The Securities and Exchange Commission En Banc has thumbed down the appeal of Josefina Multi-Ventures to block San Miguel Corp.’s P334 billion consolidation of its food business units in 2018.

SMC said the SEC En Banc ruled in its favor by affirming the SEC Special Hearing Panel’s 2019 decision which denied Josefina’s case seeking to nullify the shares swap which led to the merger of San Miguel Pure Foods, Inc., San Miguel Brewery, Inc. (SMB), and Ginebra San Miguel Inc. under San Miguel Food and Beverage, Inc. (SMFB).

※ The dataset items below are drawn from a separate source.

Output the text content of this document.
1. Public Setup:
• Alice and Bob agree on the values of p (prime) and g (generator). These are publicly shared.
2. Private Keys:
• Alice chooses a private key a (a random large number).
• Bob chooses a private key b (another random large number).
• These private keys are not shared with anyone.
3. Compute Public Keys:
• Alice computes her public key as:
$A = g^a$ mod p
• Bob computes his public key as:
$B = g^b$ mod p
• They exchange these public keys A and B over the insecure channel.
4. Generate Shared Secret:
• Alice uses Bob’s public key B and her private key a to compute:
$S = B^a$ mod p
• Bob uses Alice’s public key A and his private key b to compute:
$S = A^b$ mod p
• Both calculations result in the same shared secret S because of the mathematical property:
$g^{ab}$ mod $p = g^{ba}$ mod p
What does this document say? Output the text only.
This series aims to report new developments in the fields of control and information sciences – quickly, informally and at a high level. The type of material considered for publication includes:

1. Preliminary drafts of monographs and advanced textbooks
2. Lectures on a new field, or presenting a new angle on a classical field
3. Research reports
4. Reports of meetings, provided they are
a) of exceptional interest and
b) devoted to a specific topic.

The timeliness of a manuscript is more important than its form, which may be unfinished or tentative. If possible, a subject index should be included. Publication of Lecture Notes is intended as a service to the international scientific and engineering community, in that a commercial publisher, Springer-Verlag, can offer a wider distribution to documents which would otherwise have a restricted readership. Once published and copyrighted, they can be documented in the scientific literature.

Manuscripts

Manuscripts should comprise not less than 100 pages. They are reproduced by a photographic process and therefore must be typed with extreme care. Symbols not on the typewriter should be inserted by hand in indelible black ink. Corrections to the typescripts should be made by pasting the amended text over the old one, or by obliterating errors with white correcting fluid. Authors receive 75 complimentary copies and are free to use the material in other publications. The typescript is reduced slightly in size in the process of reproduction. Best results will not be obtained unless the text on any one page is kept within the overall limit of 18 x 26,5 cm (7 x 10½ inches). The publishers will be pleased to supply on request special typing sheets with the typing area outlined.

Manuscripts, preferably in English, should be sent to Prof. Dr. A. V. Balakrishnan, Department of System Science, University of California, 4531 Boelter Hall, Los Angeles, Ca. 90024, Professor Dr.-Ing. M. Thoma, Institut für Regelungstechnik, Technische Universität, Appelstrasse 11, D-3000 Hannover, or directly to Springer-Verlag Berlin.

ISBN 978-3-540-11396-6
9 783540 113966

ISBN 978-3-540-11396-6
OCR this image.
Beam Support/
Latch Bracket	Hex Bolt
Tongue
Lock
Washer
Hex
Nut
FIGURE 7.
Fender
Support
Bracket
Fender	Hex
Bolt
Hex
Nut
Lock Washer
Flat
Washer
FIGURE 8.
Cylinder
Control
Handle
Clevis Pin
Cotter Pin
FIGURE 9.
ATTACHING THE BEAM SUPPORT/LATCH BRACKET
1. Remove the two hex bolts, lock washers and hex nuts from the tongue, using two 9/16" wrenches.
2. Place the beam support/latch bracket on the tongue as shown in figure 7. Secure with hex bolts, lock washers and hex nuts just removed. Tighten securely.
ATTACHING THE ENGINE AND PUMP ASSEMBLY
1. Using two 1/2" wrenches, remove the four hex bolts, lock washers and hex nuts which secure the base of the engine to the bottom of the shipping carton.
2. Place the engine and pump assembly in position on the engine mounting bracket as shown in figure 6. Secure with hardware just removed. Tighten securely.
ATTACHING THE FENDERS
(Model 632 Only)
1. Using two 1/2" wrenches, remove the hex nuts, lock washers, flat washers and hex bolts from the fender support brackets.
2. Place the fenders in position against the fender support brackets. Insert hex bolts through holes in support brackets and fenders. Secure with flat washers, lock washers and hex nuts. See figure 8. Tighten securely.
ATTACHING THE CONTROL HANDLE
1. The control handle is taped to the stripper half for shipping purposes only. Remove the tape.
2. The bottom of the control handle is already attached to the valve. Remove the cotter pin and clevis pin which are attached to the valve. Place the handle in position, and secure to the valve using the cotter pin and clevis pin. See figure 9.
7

SMFB’s external lawyer, Picazo Buyco Tan Fider & Santos, received a copy of the SEC En Banc decision on September 14, 2020.

Josefina, a minority shareholder of Ginebra, claimed that SMC should have conducted a tender offer after it bought 75 percent of SMFB based on SEC rules that compel individuals or groups buying more than 35 percent of a company to extend the same buyout offer to other shareholders.

The SEC ruled that Josefina’s case has no basis because the mergers or consolidations just like the SMC deal was not covered by the tender offer rule since there was no change in ownership, merely a shift in classification from indirect to direct.

SMC increased its stake in SMFB to 95.87 percent from 85.37 percent after the merger.